Jesus exemplificou a tolerância em seu tempo andando com pessoas das mais diversas: desde as que eram consideradas de má vida, até aquelas outras que desfrutavam do respeito de seus pares, geralmente por estarem bem posicionadas na hierarquia social. Em íntima ligação com Deus e, portanto, conhecedor de toda a verdade, não julgou a quem quer que fosse, apenas acolheu integralmente a todos. Não consentindo com os erros, mas permanecendo compreensivo diante das fraquezas humanas, deixou à posteridade um legado de respeito pela dignidade humana e de encorajamento para o enfrentamento dos árduos trabalhos espirituais futuros. O exemplo de Jesus revela uma maneira (que é o nosso fim) de enxergar a realidade: reconhecer  o direito do outro de ter as suas próprias experiências, e de formar, deste modo, sua própria consciência. Disso não se segue que um cristão tenha necessariamente que adotar uma atitude relativista, ou que tenha que viver o mundo com valores estranhos aos seus, mas que tenha uma postura fundamentada no respeito à dignidade, conforme referiu-se, e no livre arbítrio, que é um dos valores fundantes da nossa civilização. Claro, quando a nossa pretensa "liberdade" não desrespeite a liberdade dos outros e mesmo a dignidade e sacralidade da vida humana, que vem sendo bastante atacada nos dias de hoje por ideologias que carregam um materialismo destrutivo.

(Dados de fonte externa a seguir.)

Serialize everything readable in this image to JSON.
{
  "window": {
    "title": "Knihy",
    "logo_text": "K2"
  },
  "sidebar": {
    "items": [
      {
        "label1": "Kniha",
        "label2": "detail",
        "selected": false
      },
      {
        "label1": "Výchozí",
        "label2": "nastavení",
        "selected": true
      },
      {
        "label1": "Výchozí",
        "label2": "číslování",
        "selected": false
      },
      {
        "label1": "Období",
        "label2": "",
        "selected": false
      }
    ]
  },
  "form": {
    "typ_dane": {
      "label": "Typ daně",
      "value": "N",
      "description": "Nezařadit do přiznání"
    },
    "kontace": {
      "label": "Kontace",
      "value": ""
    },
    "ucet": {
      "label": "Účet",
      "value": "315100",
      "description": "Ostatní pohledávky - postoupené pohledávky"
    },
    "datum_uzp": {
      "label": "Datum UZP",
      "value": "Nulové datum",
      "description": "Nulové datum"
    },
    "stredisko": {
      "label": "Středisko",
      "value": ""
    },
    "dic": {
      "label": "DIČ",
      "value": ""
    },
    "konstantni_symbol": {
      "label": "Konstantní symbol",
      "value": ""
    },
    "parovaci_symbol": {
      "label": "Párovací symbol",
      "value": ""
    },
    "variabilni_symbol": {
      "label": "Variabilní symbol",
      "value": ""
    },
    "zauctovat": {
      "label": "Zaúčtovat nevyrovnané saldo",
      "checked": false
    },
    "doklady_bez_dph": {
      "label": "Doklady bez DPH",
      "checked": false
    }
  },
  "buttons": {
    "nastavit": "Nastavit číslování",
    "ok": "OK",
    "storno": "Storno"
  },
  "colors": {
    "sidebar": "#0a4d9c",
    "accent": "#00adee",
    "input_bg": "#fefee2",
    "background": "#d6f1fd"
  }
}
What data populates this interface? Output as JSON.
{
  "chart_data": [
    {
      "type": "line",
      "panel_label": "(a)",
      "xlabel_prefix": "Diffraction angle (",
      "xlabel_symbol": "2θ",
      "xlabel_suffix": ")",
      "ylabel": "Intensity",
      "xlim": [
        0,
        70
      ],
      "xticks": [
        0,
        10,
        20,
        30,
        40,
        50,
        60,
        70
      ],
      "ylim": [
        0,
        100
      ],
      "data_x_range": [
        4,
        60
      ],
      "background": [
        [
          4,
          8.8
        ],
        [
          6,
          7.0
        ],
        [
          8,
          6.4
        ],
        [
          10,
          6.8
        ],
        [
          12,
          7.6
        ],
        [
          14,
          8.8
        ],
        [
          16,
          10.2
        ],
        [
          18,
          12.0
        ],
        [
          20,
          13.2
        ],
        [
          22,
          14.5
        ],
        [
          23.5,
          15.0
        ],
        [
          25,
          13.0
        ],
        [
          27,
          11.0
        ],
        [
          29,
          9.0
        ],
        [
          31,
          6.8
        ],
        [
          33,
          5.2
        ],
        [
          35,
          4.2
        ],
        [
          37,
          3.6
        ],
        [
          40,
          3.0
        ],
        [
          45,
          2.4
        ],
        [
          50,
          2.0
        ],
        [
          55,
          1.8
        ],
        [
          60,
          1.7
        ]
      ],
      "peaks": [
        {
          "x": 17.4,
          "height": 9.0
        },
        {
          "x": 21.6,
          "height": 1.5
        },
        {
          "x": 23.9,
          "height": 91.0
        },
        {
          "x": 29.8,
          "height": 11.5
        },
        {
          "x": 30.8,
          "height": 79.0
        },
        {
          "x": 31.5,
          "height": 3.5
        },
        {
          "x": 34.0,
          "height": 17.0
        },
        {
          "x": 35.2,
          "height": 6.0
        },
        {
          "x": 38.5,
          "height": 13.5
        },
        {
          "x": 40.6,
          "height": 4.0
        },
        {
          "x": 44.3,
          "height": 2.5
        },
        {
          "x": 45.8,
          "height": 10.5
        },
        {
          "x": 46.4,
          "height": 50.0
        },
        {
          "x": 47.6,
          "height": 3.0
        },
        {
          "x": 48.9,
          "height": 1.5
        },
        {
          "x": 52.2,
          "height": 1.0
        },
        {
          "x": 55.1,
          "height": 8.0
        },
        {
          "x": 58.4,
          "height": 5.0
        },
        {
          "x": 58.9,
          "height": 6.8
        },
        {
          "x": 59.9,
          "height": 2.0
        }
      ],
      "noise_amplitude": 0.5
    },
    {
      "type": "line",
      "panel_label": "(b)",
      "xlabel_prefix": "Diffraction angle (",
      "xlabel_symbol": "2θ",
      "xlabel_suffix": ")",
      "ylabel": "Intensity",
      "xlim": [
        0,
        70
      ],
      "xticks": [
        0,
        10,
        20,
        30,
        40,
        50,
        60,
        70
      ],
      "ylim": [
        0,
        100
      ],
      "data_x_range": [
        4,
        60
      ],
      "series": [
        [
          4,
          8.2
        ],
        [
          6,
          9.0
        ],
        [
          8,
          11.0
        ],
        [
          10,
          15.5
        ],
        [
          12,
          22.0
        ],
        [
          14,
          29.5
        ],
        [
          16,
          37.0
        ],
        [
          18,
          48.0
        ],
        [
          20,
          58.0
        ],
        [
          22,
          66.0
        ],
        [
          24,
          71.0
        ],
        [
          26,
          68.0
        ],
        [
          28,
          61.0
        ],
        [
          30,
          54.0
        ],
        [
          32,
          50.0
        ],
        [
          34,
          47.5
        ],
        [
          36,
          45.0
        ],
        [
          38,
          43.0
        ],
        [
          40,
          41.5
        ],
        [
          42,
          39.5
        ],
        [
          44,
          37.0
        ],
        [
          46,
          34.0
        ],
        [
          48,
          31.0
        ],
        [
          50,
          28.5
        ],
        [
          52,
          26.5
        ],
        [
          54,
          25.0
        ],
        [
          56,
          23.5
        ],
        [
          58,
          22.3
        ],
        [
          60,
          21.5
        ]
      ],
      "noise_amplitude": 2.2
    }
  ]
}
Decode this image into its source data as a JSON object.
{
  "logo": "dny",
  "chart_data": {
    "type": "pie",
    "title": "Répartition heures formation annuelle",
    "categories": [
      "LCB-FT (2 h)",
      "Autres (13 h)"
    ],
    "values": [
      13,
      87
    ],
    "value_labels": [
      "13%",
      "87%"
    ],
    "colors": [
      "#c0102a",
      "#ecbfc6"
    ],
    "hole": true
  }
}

Por fim, talvez a profunda amorosidade de Jesus, com as pessoas que lhe vinham de todas as partes, se devesse pela maneira como  enxergava as pessoas para além da forma com que se apresentavam a ele. O véu da nossa precária condição atual esconde a nossa sacralidade intrínseca, o nosso pertencimento a uma ordem transcendental, a uma irmandade que foi planejada por Deus desde a criação, e que Jesus tinha acesso devido a sua alta condição espiritual. A palavra tolerância vem sendo ventilada nos dias atuais por indivíduos notadamente intolerantes. A tolerância não é um arrazoado bonito que esteja disposto em páginas livrescas, mas é uma atitude existencial que tem o dom de acalmar e iluminar os ambientes onde os valores são enunciados mas não são vividos, e que são facilmente percebidos pelas pessoas que estejam dispostas a vivê-los. Ver o outro em sua realidade profunda, como Jesus enxergava, é a única maneira de vivermos em um mundo tão pluralista sob todos os aspectos, dando aos outros o direito de ser como lhes apraz e a nós buscando ser como devemos, cada vez mais cristãos, conforme enunciou certa vez Chico Xavier.